I’ll provide the complete implementation details since this generated significant interest.
Container resource metrics collection started with IBM Cloud Monitoring agent deployment across all clusters using DaemonSets. We configured the agent to capture metrics at 30-second intervals for CPU usage, memory working set, network I/O, disk I/O, and container restart counts. Critical custom metrics included: container CPU throttling percentage, memory pressure indicators, and pod scheduling latency. We exported these to Prometheus for long-term storage and analysis, maintaining 90 days of high-resolution data and 1 year of downsampled metrics.
Cluster utilization analysis revealed the core problem - massive over-provisioning. Average cluster CPU utilization was 38%, memory 42%, but individual nodes ranged from 15% to 85%. The issue was poor workload distribution and overly conservative resource requests. We analyzed actual resource consumption patterns using percentile analysis: p50, p95, and p99 usage over 30-day windows. Most applications consumed 30-40% of their requested resources under normal load, 60-70% during peak periods. This data informed our right-sizing strategy.

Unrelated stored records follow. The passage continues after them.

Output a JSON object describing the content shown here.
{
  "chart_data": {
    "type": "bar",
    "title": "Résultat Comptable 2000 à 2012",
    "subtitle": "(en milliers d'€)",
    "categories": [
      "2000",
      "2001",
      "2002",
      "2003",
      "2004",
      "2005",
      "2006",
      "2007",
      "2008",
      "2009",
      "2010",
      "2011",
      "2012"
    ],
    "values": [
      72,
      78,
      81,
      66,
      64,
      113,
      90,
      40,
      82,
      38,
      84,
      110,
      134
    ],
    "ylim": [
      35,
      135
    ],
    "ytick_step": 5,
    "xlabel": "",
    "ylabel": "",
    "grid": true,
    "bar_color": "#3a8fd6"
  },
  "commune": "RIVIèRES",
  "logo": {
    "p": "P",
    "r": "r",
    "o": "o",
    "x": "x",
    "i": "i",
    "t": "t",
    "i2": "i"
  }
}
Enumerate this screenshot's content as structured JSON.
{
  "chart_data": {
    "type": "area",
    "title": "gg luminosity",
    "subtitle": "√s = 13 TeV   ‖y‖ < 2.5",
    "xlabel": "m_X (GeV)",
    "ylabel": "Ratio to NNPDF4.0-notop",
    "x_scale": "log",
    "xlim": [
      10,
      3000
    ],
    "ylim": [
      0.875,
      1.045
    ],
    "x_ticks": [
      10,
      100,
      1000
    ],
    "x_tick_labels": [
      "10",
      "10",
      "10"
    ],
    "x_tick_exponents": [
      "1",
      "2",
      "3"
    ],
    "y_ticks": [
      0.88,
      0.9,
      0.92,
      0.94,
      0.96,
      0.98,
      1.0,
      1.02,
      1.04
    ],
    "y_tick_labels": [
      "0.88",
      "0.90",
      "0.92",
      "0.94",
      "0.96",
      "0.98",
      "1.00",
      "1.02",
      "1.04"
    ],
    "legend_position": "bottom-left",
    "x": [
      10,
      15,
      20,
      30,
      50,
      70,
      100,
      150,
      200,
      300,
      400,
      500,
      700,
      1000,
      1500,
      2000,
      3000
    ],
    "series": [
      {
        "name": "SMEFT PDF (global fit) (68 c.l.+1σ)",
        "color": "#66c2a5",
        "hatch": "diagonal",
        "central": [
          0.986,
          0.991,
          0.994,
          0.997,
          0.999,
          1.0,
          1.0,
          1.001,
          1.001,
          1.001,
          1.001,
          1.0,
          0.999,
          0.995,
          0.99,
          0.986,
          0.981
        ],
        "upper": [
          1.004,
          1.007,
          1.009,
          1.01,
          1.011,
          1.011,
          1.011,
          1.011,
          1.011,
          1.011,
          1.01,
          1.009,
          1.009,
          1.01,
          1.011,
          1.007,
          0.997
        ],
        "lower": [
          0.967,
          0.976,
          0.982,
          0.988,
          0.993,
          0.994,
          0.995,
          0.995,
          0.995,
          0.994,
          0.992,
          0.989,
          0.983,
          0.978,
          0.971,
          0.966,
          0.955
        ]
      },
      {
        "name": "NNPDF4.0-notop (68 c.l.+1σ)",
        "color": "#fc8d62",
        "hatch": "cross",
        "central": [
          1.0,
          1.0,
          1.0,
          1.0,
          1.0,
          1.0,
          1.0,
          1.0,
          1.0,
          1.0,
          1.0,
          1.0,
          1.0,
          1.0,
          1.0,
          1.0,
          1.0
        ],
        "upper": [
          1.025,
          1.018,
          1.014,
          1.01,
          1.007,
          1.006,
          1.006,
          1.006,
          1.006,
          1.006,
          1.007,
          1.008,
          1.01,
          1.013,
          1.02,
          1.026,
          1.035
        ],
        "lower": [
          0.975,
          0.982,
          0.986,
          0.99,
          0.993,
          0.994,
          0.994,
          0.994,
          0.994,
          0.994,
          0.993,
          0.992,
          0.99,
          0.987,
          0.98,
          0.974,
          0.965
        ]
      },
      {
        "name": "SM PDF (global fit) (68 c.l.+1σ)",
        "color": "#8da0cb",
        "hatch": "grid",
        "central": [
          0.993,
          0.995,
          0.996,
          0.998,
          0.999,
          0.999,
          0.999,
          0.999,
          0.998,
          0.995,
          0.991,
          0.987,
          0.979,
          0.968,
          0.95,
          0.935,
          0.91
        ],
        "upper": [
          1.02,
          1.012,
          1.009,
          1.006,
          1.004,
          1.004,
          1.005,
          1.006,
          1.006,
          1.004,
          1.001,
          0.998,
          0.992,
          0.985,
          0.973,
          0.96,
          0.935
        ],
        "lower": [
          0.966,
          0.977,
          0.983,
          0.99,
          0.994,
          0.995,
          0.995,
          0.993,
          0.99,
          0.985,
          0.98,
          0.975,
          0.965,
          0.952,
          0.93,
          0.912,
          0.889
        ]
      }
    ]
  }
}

Workload consolidation happened in three phases. Phase 1: We created workload profiles by analyzing resource usage patterns, identifying five distinct categories - CPU-bound batch jobs, memory-intensive data processing, I/O-heavy database workloads, bursty web services, and steady-state background services. Phase 2: We consolidated compatible workloads onto dedicated node pools with appropriate instance types. CPU-bound workloads got compute-optimized nodes, memory-intensive workloads got memory-optimized instances. Phase 3: We implemented pod topology spread constraints and anti-affinity rules to prevent resource contention. This reduced our node count from 247 to 156 nodes while improving average utilization to 68%.
Cost attribution required comprehensive tagging strategy. We enforced mandatory labels on all resources: team, application, environment, cost-center, and business-unit. IBM Cloud Monitoring dashboards aggregated resource consumption by these dimensions, calculating cost per team based on CPU-hours and GB-hours consumed. We implemented monthly chargeback reports showing each team’s infrastructure costs with drill-down to specific applications and namespaces. This visibility drove behavioral changes - teams started optimizing their resource requests when they saw the cost impact.
Performance SLA maintenance was critical during optimization. We established baseline SLAs before changes: 99.9% uptime, p95 response time under 200ms, zero data loss. During right-sizing, we implemented a gradual rollout strategy - optimize 10% of workloads weekly, monitor for 72 hours, validate SLA compliance, then proceed. We used Horizontal Pod Autoscaling (HPA) as a safety net - if resource constraints caused performance issues, HPA would scale out replicas. We implemented automated rollback triggers: if error rate exceeded 0.5% or p95 latency increased by more than 20%, the system automatically reverted resource settings. Over six months, we executed 847 optimization changes with only 3 rollbacks needed.
The 42% cost reduction came from multiple sources: 37% from node count reduction through consolidation, 28% from right-sizing individual workloads, 20% from eliminating idle resources, and 15% from better instance type selection. We maintained SLA compliance at 99.94% throughout the optimization period, actually improving from the previous 99.87%. The monitoring infrastructure itself costs $3,200 monthly but saves $47,000 monthly in infrastructure costs, providing 14.7x ROI. Teams now have real-time visibility into resource consumption and costs, enabling continuous optimization rather than periodic cost-cutting exercises.